Volta is a refreshing new way to play FIFA, then, but what happens on the pitch still doesn’t feel significantly different to what came before. This is a problem many games faced toward the end of the last console generation. The reality is that when hardware stays the same, developers can only achieve so much–especially when they face the continual deadlines of annual releases and increasing pressure to update existing games as live services. This issue is not unique to FIFA, and PES has suffered from a similar deceleration in gameplay improvements. The games are still getting better and steps forward are still being made–they’re just smaller with each passing year.
This is reflected in the way the series are developed and marketed these days. EA and Konami focus less on gameplay enhancements and their somewhat ridiculous buzzword labels–Elite Technique, Pro Instincts, Hyper Shooting, Super Space Auto Tackling 2.0, that kind of thing–and more on entire new modes or aesthetic changes. Konami has gone all-out on its license acquisitions this year, for example, while EA points to FUT and Volta before it gets to what’s changed on the pitch. This isn’t necessarily a problem, since we’re still getting cool new features to make it worth forking out every year, but maybe, for the time being, we need to adjust our expectations of what developers can achieve in yearly development cycles.

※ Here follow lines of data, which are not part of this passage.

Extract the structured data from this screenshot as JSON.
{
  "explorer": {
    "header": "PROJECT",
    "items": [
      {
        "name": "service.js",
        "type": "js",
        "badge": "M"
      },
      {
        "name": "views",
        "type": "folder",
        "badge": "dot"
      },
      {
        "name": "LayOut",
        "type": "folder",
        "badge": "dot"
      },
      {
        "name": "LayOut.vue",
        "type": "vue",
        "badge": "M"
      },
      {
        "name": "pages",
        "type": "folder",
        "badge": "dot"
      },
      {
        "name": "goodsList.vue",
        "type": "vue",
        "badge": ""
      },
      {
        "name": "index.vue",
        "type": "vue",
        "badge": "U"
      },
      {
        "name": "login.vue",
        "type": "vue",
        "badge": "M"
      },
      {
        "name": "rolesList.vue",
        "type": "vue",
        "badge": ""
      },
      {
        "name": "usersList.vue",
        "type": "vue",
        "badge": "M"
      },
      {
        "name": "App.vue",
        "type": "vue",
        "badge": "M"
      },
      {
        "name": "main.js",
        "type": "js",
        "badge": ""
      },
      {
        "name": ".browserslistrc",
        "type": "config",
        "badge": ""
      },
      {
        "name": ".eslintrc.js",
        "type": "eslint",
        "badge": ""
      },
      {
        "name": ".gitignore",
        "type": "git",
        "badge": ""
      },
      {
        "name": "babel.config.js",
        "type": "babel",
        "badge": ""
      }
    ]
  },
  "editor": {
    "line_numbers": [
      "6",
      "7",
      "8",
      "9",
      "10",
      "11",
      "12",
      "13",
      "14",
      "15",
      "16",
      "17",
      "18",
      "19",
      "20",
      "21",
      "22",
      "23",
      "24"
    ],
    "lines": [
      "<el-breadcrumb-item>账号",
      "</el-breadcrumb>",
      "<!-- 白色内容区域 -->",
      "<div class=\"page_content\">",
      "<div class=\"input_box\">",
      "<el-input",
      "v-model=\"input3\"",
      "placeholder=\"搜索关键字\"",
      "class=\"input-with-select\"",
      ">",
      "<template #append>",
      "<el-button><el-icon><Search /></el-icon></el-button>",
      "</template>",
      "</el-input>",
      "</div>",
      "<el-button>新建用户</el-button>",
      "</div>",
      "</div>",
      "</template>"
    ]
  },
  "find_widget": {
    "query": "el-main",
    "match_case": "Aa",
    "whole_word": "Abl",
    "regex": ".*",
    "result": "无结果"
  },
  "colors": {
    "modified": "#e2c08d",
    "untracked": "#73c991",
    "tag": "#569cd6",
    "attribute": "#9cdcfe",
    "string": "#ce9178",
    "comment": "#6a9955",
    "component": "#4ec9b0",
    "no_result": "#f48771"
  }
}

With the next generation of consoles on the horizon, I’m sure a revolution is coming for football games. Until then, we’ll have to make do with an entirely new mode that, while not groundbreaking, is an enjoyable alternative to the modes we’ve come to know and love (and, occasionally, hate). I suppose Volta could be summed up as being like standard FIFA 20–but a bit different. How very modern.
FIFA 20 launches for PS4, Xbox One, and PC–with legacy editions coming to Switch and older platforms–on September 27.